Two retired employees were participants in several of their employer's ERISA-covered plans, including pension plans, a life insurance plan, an income deferral plan, and a stock-option program. Both participants were citizens of, and worked in, foreign countries. Neither participant ever worked or resided in the United States. Thus, their employment income and benefits from their retirement plans were "foreign source" benefits that were not subject to U.S. taxes.
After the participants retired and began receiving benefits, amounts were withheld from their benefits for U.S. taxes. The participants, in a series of communications (including letters) with the employer and plan administrators both before and after the start of the receipt of benefits, explained their tax status and provided documentation. Despite this series of communications and the employer admitting to errors with their processes, amounts continued to be withheld from the participants' benefits. One of the participants filed a complaint with the employer's claims review unit, which denied his claim.

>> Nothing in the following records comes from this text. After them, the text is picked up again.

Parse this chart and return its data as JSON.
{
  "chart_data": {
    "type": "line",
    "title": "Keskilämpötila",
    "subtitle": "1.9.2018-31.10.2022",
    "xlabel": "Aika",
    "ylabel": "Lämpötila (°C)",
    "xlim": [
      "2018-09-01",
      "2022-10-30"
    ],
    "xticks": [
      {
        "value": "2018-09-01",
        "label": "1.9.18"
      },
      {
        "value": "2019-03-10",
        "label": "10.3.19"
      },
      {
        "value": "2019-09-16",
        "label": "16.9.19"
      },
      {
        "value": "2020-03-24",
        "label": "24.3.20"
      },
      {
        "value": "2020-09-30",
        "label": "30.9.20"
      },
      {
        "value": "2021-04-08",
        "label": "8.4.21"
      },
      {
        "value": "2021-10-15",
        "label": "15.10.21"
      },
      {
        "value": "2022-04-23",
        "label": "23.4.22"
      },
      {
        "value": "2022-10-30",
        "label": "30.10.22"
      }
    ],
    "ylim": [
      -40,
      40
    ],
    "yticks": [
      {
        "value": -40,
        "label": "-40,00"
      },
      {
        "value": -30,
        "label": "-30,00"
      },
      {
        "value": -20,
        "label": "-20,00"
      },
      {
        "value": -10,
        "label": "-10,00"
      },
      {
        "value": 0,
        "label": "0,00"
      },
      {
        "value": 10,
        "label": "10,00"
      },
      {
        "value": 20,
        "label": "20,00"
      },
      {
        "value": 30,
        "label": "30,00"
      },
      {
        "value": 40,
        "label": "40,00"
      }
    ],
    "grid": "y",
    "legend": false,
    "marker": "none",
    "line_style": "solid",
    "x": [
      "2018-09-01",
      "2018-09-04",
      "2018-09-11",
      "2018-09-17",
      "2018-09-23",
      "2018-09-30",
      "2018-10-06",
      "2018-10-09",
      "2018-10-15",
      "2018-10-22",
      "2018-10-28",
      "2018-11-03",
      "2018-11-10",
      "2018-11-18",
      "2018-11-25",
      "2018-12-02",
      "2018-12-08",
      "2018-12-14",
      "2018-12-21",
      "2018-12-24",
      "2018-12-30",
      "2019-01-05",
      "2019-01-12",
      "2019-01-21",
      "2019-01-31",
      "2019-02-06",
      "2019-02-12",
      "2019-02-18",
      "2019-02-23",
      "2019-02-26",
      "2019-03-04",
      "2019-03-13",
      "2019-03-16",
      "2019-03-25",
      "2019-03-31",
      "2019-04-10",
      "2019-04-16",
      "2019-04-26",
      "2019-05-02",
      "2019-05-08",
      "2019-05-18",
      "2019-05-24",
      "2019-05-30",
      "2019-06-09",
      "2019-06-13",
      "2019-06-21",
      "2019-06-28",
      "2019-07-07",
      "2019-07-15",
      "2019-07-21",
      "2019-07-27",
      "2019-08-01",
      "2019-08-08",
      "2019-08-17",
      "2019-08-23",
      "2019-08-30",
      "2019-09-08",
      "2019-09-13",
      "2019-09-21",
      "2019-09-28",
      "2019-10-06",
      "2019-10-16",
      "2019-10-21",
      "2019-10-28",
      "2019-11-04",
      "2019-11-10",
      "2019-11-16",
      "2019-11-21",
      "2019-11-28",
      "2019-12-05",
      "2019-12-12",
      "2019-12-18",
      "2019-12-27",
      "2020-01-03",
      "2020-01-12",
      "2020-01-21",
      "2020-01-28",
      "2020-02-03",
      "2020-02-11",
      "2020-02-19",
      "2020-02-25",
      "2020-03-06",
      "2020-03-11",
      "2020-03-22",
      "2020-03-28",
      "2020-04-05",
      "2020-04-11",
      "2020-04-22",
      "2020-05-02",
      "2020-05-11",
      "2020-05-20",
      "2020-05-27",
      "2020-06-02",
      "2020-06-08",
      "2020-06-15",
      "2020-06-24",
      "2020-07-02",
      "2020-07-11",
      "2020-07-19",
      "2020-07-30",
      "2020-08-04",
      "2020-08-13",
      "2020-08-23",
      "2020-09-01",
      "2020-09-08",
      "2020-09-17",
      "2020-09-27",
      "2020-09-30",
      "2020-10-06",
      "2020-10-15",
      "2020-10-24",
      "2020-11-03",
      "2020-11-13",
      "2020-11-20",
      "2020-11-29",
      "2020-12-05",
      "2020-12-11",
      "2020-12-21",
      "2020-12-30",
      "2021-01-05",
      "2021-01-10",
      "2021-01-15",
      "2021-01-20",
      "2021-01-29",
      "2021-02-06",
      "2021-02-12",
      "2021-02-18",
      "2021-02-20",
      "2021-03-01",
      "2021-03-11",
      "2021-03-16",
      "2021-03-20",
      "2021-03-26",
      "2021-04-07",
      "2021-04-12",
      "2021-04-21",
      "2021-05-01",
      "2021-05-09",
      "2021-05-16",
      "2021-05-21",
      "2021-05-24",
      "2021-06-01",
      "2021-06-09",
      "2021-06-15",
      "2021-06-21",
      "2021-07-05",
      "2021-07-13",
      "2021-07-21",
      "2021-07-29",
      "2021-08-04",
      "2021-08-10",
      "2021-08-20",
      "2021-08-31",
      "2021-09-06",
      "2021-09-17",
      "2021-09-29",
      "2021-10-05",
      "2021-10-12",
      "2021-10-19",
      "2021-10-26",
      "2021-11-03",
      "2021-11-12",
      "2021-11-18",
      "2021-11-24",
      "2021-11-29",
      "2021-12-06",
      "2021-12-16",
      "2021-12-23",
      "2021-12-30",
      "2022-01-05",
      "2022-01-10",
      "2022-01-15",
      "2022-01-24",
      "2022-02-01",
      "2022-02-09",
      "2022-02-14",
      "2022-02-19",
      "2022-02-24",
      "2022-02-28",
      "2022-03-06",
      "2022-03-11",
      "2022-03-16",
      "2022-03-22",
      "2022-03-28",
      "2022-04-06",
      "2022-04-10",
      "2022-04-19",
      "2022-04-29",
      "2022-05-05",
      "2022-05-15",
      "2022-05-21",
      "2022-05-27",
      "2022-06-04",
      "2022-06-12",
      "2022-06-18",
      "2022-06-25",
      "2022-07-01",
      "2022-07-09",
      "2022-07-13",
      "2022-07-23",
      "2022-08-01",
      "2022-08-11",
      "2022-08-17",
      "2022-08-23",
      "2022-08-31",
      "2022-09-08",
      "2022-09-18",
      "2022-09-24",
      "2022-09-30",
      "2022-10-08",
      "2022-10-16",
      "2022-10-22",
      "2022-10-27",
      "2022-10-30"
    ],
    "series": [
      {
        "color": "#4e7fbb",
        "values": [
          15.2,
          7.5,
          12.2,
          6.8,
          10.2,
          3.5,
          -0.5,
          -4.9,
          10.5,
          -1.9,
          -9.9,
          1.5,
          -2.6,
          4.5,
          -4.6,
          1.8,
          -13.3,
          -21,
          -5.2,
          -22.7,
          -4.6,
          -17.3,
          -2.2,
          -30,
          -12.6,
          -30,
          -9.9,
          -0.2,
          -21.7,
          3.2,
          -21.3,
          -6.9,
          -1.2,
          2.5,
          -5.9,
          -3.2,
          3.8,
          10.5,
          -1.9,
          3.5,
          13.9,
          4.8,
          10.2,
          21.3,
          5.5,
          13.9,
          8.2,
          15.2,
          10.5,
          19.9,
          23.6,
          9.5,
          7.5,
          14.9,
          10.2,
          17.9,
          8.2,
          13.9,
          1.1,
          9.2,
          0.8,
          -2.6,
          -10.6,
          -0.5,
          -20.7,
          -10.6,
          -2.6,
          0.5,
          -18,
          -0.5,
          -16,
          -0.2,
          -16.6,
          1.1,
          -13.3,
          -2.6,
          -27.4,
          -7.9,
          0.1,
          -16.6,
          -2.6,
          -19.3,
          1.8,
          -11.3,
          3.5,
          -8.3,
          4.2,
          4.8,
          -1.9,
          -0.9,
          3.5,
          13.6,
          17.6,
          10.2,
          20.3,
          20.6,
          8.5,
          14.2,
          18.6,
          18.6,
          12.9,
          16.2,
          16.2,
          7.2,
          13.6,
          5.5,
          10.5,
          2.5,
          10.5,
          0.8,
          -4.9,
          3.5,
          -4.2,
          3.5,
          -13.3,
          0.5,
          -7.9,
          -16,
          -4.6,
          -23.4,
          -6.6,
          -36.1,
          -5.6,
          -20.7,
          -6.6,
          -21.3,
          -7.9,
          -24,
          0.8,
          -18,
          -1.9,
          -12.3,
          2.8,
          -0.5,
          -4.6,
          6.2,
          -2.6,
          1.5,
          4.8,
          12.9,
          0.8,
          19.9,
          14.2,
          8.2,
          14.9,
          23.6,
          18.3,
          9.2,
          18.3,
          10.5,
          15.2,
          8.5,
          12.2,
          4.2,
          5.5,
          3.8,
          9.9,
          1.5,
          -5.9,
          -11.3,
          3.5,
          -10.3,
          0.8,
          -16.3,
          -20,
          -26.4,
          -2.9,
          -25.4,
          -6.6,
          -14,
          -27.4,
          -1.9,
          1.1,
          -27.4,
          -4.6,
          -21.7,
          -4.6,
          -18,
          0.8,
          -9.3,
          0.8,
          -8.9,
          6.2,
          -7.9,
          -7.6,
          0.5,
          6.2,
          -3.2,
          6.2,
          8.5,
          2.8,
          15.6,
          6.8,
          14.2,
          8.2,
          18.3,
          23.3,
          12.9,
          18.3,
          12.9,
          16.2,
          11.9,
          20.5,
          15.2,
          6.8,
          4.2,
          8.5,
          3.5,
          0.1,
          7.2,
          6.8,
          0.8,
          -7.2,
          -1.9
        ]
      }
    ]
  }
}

The participants filed a class-action suit under ERISA, with a number of counts that included a claim for benefits, allegations of breaches of fiduciary duties, a request for an injunction, and an allegation of a failure to furnish requested plan documents.

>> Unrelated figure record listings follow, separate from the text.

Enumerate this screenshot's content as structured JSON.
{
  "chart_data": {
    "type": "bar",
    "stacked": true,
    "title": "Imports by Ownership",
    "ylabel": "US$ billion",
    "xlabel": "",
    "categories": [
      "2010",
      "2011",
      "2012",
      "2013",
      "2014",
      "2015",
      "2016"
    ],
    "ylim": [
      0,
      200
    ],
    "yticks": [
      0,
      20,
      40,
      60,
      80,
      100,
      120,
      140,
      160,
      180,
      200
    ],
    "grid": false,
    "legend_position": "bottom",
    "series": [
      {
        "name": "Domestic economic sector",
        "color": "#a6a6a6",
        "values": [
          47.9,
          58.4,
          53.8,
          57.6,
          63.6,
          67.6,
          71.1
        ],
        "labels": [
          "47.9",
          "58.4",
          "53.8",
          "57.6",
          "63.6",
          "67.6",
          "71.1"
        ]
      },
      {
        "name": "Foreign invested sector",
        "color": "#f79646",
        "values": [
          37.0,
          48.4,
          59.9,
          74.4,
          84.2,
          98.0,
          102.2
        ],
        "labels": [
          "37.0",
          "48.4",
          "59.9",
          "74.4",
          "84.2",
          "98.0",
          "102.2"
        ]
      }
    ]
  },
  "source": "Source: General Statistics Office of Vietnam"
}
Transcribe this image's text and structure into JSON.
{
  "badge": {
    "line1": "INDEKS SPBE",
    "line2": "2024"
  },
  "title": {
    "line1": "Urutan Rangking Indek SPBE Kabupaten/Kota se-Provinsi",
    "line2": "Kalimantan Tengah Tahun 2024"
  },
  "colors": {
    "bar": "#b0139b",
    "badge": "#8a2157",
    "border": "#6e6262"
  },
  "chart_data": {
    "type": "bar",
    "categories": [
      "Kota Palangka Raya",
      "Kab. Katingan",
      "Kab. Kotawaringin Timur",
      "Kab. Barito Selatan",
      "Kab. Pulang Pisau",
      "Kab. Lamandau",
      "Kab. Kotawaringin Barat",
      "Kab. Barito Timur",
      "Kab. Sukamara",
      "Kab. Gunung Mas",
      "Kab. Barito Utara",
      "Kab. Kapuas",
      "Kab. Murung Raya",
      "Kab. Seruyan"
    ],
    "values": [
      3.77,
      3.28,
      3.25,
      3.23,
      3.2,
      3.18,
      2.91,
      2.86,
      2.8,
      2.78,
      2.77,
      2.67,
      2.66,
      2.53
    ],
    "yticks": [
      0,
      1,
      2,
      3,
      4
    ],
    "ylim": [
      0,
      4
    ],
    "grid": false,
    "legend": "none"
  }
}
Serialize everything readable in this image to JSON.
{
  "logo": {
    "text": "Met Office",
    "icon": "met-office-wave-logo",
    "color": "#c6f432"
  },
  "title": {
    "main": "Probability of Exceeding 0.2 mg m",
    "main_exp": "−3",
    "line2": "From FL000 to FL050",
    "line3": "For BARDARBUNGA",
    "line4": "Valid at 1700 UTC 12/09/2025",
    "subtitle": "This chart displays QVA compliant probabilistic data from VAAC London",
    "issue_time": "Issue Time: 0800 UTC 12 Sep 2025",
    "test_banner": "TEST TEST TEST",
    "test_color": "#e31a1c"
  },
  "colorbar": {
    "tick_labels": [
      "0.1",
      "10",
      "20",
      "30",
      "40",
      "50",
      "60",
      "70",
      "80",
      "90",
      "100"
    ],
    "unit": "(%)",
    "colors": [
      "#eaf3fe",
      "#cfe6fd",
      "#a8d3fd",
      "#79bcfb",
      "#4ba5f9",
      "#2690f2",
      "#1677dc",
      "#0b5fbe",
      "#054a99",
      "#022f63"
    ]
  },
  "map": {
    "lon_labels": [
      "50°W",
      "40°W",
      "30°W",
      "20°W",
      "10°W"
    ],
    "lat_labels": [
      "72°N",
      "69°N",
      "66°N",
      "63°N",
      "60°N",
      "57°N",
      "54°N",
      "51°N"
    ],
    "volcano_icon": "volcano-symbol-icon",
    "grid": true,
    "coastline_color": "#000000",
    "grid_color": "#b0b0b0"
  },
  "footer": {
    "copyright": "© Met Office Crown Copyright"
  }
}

Code Secs. 7421 and 7422 and ERISA
The court noted that, although ERISA allows participants to bring suit under a number of statutes, where an issue has federal tax implications, the tax code, specifically Code Sec. 7421 and Code Sec. 7422, come into play. Code Sec. 7421 (Anti-Injunction Act) prohibits suits to restrain the assessment or collection of taxes, and Code Sec. 7422 forbids lawsuits before filing a claim for refund with the IRS. The court explained that "[t]hese sections have been interpreted to foreclose lawsuits against private parties who over-collect taxes on behalf of the federal government."
According to the court, although there is no room for exceptions under Code Sec. 7422, courts may impose an injunction concerning tax collection practices under Code Sec. 7421, but only if it is apparent that the U.S. cannot establish its claim to funds and if the taxpayer shows that collection would cause him irreparable harm. This narrow exception also applies to the Declaratory Judgment Act (28 U.S.C. Sec. 2201), which allows courts to issue declaratory judgments "except with respect to Federal taxes." The court further explained that earlier court cases have established that Code Sec. 7421 and Code Sec. 7422 control in ERISA cases.
All requested monetary damages were attempts to obtain tax refunds
The court determined that all of the monetary damages sought by the participants were attempts to obtain tax refunds from the employer, plan administrators, and other plan service providers, even though that was not literally stated in the participants' complaint. The court found that all of the participants' damages, missed benefits, expenses, and requested surcharges were tax refunds in disguise because they were all based on the employer, plan administrators, and other service providers improperly withholding taxes. Thus, because the court believed that Code Sec. 7422 provided an absolute prohibition from seeking tax refunds from private tax collectors and that there was no form of repleading that could evade Code Sec. 7422, to the extent the participants sought any monetary damages stemming from withholding of taxes, the participants' complaint was dismissed with prejudice.
In addition, because almost all of the participants' requested relief would be declaratory judgments or injunctions affecting the collection of taxes and would, thus, run afoul of Code Sec. 7421, the court dismissed, without prejudice, those portions of the participants' complaint. The court stated that the participants' complaint, viewed in the most favorable light, adequately alleges the first requirement of the Code Sec. 7421 injunction exception --that the U.S. cannot establish its claim to funds. However, the participants have not alleged irreparable harm. The court explained that it might be possible for the participants to replead in a way to meet the exception.